S.Sivadas (Kovan) is an Indian folk singer, and member of cultural and arts group Makkal Kalai Ilakkiya Kazhagam (People's Art and Literary Association). He writes songs and music about concerns and issues of marginalized people when DMK was not ruling Tamil Nadu.

== Arrests ==
Joining the widespread prohibition movement in Tamil Nadu, Kovan wrote, composed and performed songs criticising government-run alcohol shops and the government when AIADMK came to power. Those songs came to the attention of officials sympathetic to the AIADMK-led state government. In late October 2015, Kovan was arrested by TN Cyber Crime Police under "Sections 124-A (Sedition), 153 (Provoking riots), 505 (1) (b and c) (intent to cause fear and alarm to public against state and incitement). His crime – to have written, performed and released on the internet, songs criticising the state government of Tamil Nadu and its Chief Minister J Jayalalithaa on the burning issue of Prohibition".

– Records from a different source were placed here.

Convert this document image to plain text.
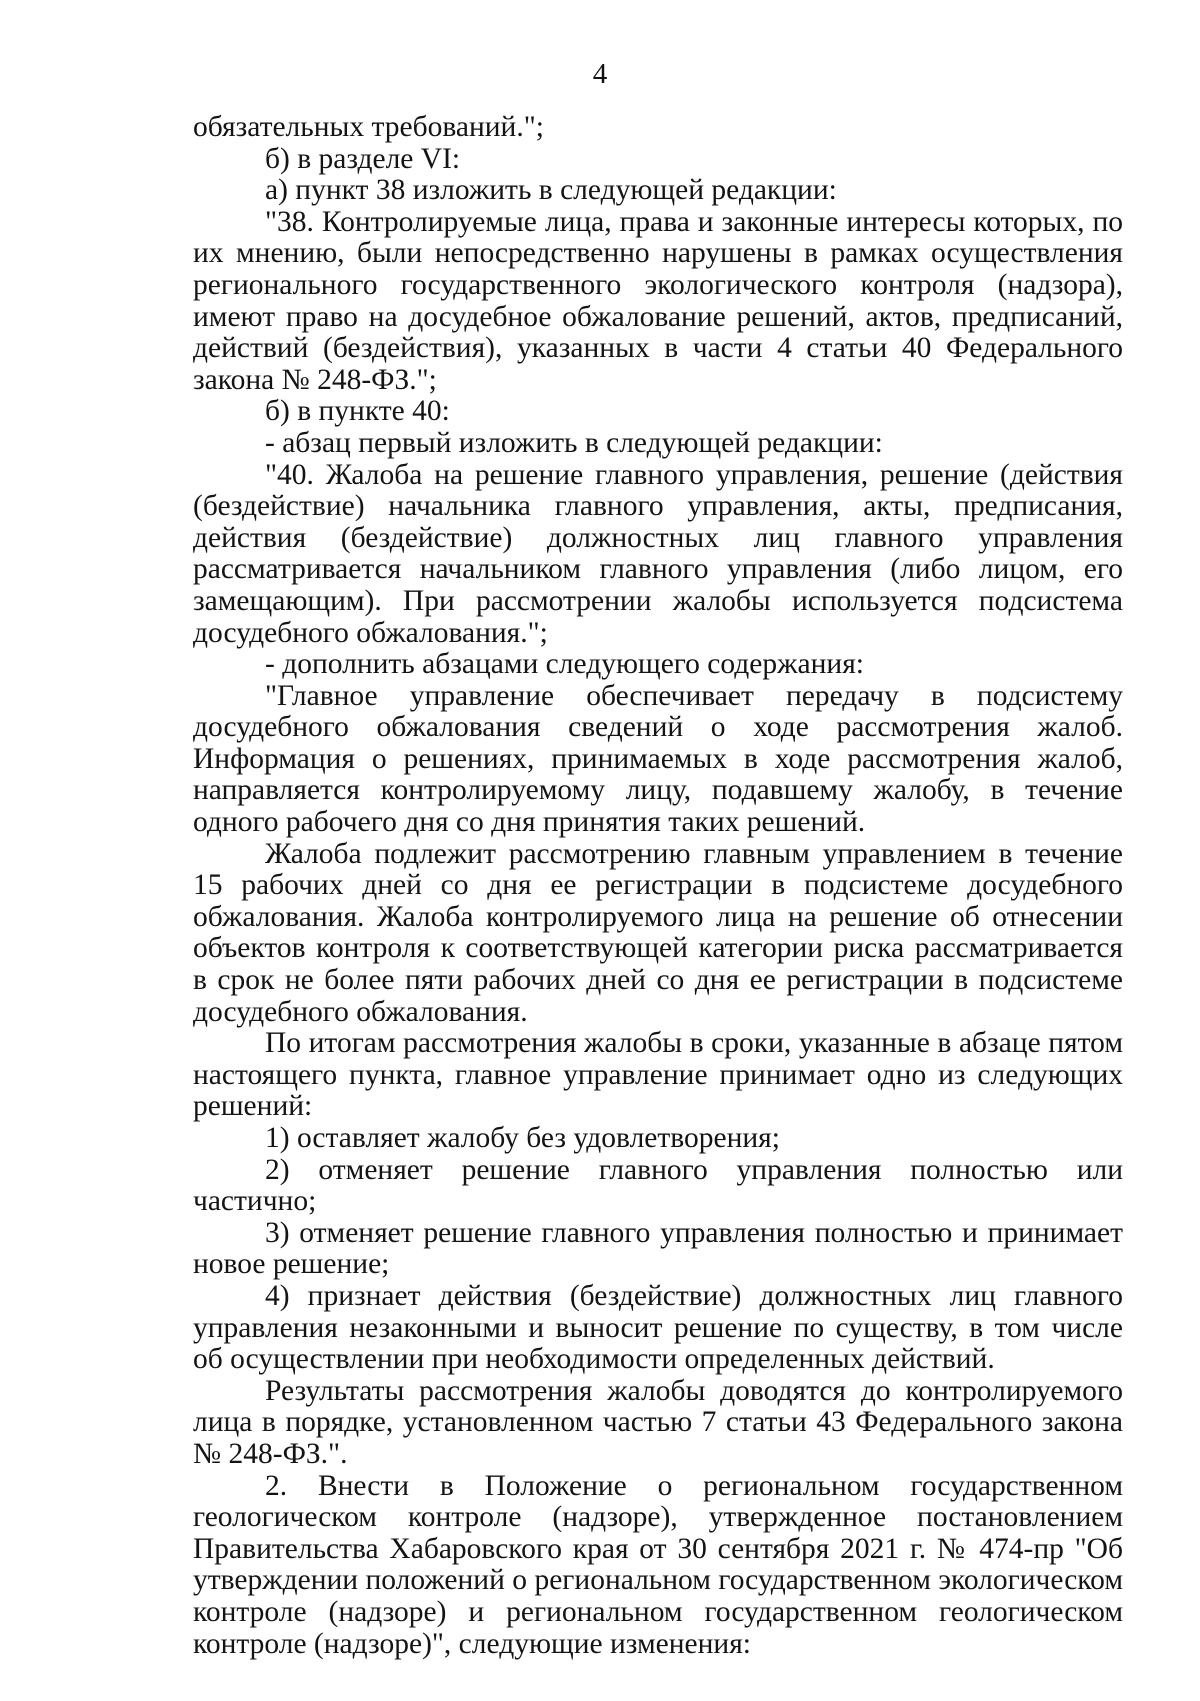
4

обязательных требований.";

б) в разделе VI:

а) пункт 38 изложить в следующей редакции:

"38. Контролируемые лица, права и законные интересы которых, по их мнению, были непосредственно нарушены в рамках осуществления регионального государственного экологического контроля (надзора), имеют право на досудебное обжалование решений, актов, предписаний, действий (бездействия), указанных в части 4 статьи 40 Федерального закона № 248-ФЗ.";

б) в пункте 40:

- абзац первый изложить в следующей редакции:

"40. Жалоба на решение главного управления, решение (действия (бездействие) начальника главного управления, акты, предписания, действия (бездействие) должностных лиц главного управления рассматривается начальником главного управления (либо лицом, его замещающим). При рассмотрении жалобы используется подсистема досудебного обжалования.";

- дополнить абзацами следующего содержания:

"Главное управление обеспечивает передачу в подсистему досудебного обжалования сведений о ходе рассмотрения жалоб. Информация о решениях, принимаемых в ходе рассмотрения жалоб, направляется контролируемому лицу, подавшему жалобу, в течение одного рабочего дня со дня принятия таких решений.

Жалоба подлежит рассмотрению главным управлением в течение 15 рабочих дней со дня ее регистрации в подсистеме досудебного обжалования. Жалоба контролируемого лица на решение об отнесении объектов контроля к соответствующей категории риска рассматривается в срок не более пяти рабочих дней со дня ее регистрации в подсистеме досудебного обжалования.

По итогам рассмотрения жалобы в сроки, указанные в абзаце пятом настоящего пункта, главное управление принимает одно из следующих решений:

1) оставляет жалобу без удовлетворения;

2) отменяет решение главного управления полностью или частично;

3) отменяет решение главного управления полностью и принимает новое решение;

4) признает действия (бездействие) должностных лиц главного управления незаконными и выносит решение по существу, в том числе об осуществлении при необходимости определенных действий.

Результаты рассмотрения жалобы доводятся до контролируемого лица в порядке, установленном частью 7 статьи 43 Федерального закона № 248-ФЗ.".

2. Внести в Положение о региональном государственном геологическом контроле (надзоре), утвержденное постановлением Правительства Хабаровского края от 30 сентября 2021 г. № 474-пр "Об утверждении положений о региональном государственном экологическом контроле (надзоре) и региональном государственном геологическом контроле (надзоре)", следующие изменения:
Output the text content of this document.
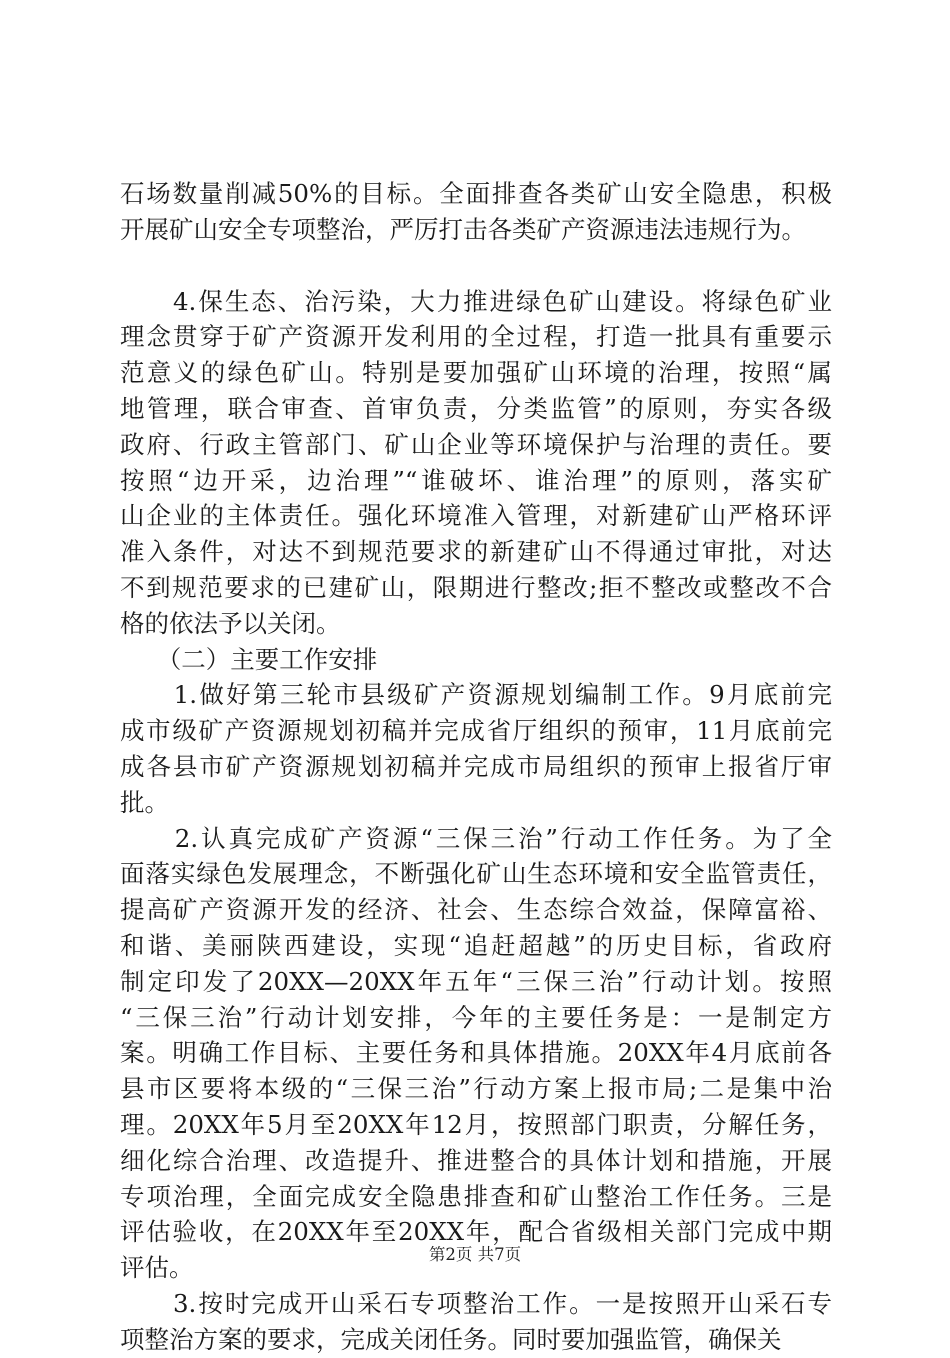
石场数量削减50%的目标。全面排查各类矿山安全隐患，积极
开展矿山安全专项整治，严厉打击各类矿产资源违法违规行为。

　　4.保生态、治污染，大力推进绿色矿山建设。将绿色矿业
理念贯穿于矿产资源开发利用的全过程，打造一批具有重要示
范意义的绿色矿山。特别是要加强矿山环境的治理，按照“属
地管理，联合审查、首审负责，分类监管”的原则，夯实各级
政府、行政主管部门、矿山企业等环境保护与治理的责任。要
按照“边开采，边治理”“谁破坏、谁治理”的原则，落实矿
山企业的主体责任。强化环境准入管理，对新建矿山严格环评
准入条件，对达不到规范要求的新建矿山不得通过审批，对达
不到规范要求的已建矿山，限期进行整改;拒不整改或整改不合
格的依法予以关闭。

　　（二）主要工作安排

　　1.做好第三轮市县级矿产资源规划编制工作。9月底前完
成市级矿产资源规划初稿并完成省厅组织的预审，11月底前完
成各县市矿产资源规划初稿并完成市局组织的预审上报省厅审
批。

　　2.认真完成矿产资源“三保三治”行动工作任务。为了全
面落实绿色发展理念，不断强化矿山生态环境和安全监管责任，
提高矿产资源开发的经济、社会、生态综合效益，保障富裕、
和谐、美丽陕西建设，实现“追赶超越”的历史目标，省政府
制定印发了20XX—20XX年五年“三保三治”行动计划。按照
“三保三治”行动计划安排，今年的主要任务是：一是制定方
案。明确工作目标、主要任务和具体措施。20XX年4月底前各
县市区要将本级的“三保三治”行动方案上报市局;二是集中治
理。20XX年5月至20XX年12月，按照部门职责，分解任务，
细化综合治理、改造提升、推进整合的具体计划和措施，开展
专项治理，全面完成安全隐患排查和矿山整治工作任务。三是
评估验收，在20XX年至20XX年，配合省级相关部门完成中期
评估。

　　3.按时完成开山采石专项整治工作。一是按照开山采石专
项整治方案的要求，完成关闭任务。同时要加强监管，确保关

第2页 共7页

His arrest prompted condemnation from activist groups, political parties and student bodies, joined by human rights organizations including Human Rights Watch and Amnesty International. Notably AIADMK and TN Bharatiya Janata Party did not join. The songs went viral through social media.

The state government considered these songs derogatory, seditious, and attempted to remove these songs from YouTube. It also tried to shut down vinavu.com, a website supportive of the artist. Amnesty International India repeated its call to repeal the sedition law. Sedition law was created and used by the colonial British government against the Indian independence movement. Kovan was released on bail on 16 November 2015. He was again arrested for a song against the Ram Rath Yatra and Narendra Modi.